I always find it interesting to look at lists of the world’s largest companies from 60 years ago. For all of the monumental changes that have taken place over the last half century, the Fortune 500 from the year 1955 contains many names that are still familiar. Companies like Exxon, General Electric, and Proctor and Gamble remain among the world’s biggest corporations.
The biggest name at the time, though, was General Motors. From 1955 until the early 1990s, GM topped the Fortune 500 for most years in terms of both revenue and profit. Detroit was the equivalent of Silicon Valley during its heyday, and Americans obsessed over the biggest American car brands. At the time, the largest U.S. automakers basically controlled the market and generated enormous margins with little competition.
Eventually, other countries such as Japan became technically competent enough to build and export cars that were cheaper and more reliable, and the American firms saw their competitive advantage evaporate. GM last topped the Fortune 500 in 1992, and just seventeen years later the company filed for bankruptcy, saved from eternal oblivion only by the grace of the American taxpayer.
In the aftermath of that fiasco, analysts and commentators tried to explain what went wrong. Foreign competition, union greed, and inept management were all identified (by various sides) as the culprits. Perhaps all of them acted as catalysts in some way, but the bottom line for investors is that GM and other American automakers simply lost their pricing power.
In 2011, Apple took the title of world’s largest corporation, cementing Silicon Valley’s reputation as the new symbol of American technological prowess. Like GM in the 1960s, Apple has virtually no major competitors. While there are plenty of other smartphone brands on the domestic market, none can even hope to replicate Apple’s vast ecosystem of integrated products and services.
Among major U.S. corporations, Apple’s pricing power is virtually unparalleled. For what the iPhone costs to produce, Americans gladly pay a terrific premium. Although manufacturing of iPhone parts is mostly outsourced to places like southern China, almost all of the value added comes from the engineering and marketing expertise in Cupertino, which is why Apple (and not Foxconn) is the richest company on the planet.
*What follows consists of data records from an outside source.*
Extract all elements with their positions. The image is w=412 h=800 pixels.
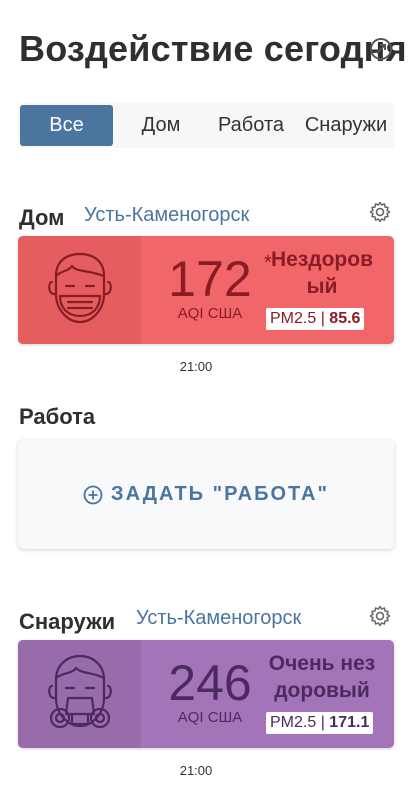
- circle-arrow-icon[interactable]: [368, 36, 394, 62]
- app-screen: Воздействие сегодня Все Дом Работа Снару…: [0, 0, 412, 800]
- home-section-label: Дом: [19, 205, 65, 230]
- work-section-label: Работа: [19, 404, 96, 429]
- outside-time: 21:00: [179, 763, 213, 778]
- outside-city[interactable]: Усть-Каменогорск: [136, 607, 301, 630]
- face-mask-icon: [48, 252, 112, 324]
- home-pm-value: 85.6: [329, 310, 361, 327]
- home-aqi-label: AQI США: [177, 305, 243, 322]
- outside-pm-badge: PM2.5 | 171.1: [266, 712, 374, 734]
- tab-outside[interactable]: Снаружи: [298, 103, 394, 148]
- set-work-content: ЗАДАТЬ "РАБОТА": [18, 440, 394, 549]
- home-pm-label: PM2.5 |: [270, 310, 330, 327]
- outside-aqi-value: 246: [168, 655, 252, 711]
- home-aqi-card[interactable]: 172 * AQI США Нездоровый PM2.5 | 85.6: [18, 236, 394, 344]
- outside-aqi-card[interactable]: 246 AQI США Очень нездоровый PM2.5 | 171…: [18, 640, 394, 748]
- tab-home[interactable]: Дом: [122, 103, 200, 148]
- home-time: 21:00: [179, 359, 213, 374]
- outside-face-panel: [18, 640, 141, 748]
- home-city[interactable]: Усть-Каменогорск: [84, 204, 249, 227]
- respirator-mask-icon: [48, 654, 112, 729]
- location-tabs: Все Дом Работа Снаружи: [18, 103, 394, 148]
- outside-pm-label: PM2.5 |: [270, 714, 330, 731]
- home-aqi-value: 172: [168, 251, 252, 307]
- gear-icon[interactable]: [368, 200, 392, 224]
- home-face-panel: [18, 236, 141, 344]
- page-title: Воздействие сегодня: [19, 28, 407, 69]
- outside-aqi-label: AQI США: [177, 709, 243, 726]
- outside-pm-value: 171.1: [329, 714, 370, 731]
- gear-icon[interactable]: [368, 604, 392, 628]
- home-pm-badge: PM2.5 | 85.6: [266, 308, 365, 330]
- set-work-button[interactable]: ЗАДАТЬ "РАБОТА": [18, 440, 394, 549]
- tab-all[interactable]: Все: [20, 105, 113, 146]
- outside-section-label: Снаружи: [19, 609, 116, 634]
- plus-circle-icon: [83, 485, 103, 504]
- set-work-label: ЗАДАТЬ "РАБОТА": [111, 483, 329, 505]
- home-status: Нездоровый: [270, 248, 373, 298]
- tab-work[interactable]: Работа: [208, 103, 294, 148]
- outside-status: Очень нездоровый: [268, 652, 376, 702]
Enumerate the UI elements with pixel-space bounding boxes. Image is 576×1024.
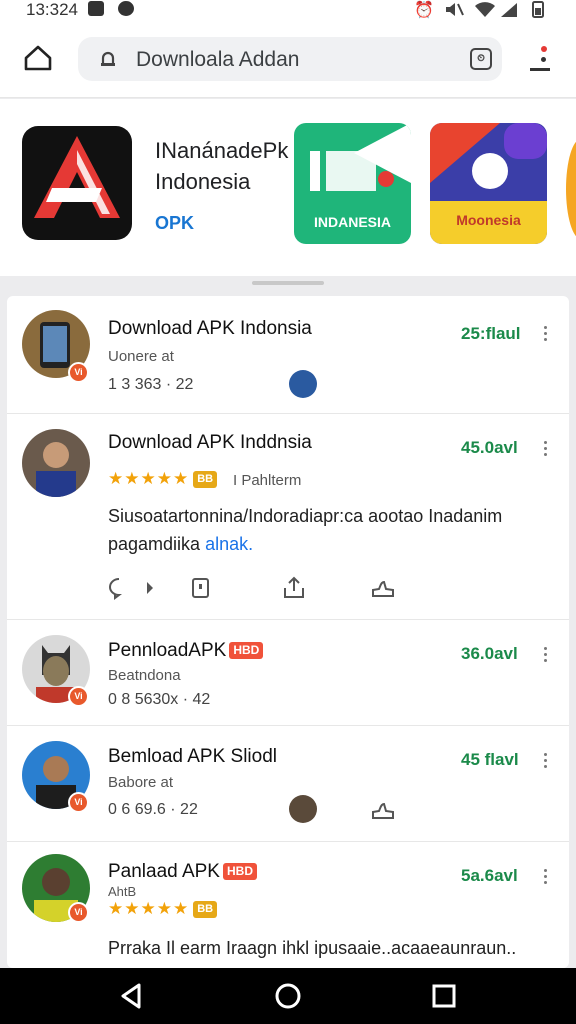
system-nav-bar: [0, 968, 576, 1024]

Like GM, it seems likely that another competitor will someday dethrone Apple. Eventually other countries could develop the marketing and technical know-how to challenge Cupertino. As with automakers, a flood of imports could drive down producers down to marginal cost, which inevitably leads to someone going bankrupt.
Of course, that may not happen for many years. GM, after all, held onto its position for four decades before cars became just another commodity. Perhaps this logic is what led the famously tech-averse Warren Buffett to buy stock in Apple. But as Mad Eye Moody in the Harry Potter series always said, “constant vigilance” should be your mantra.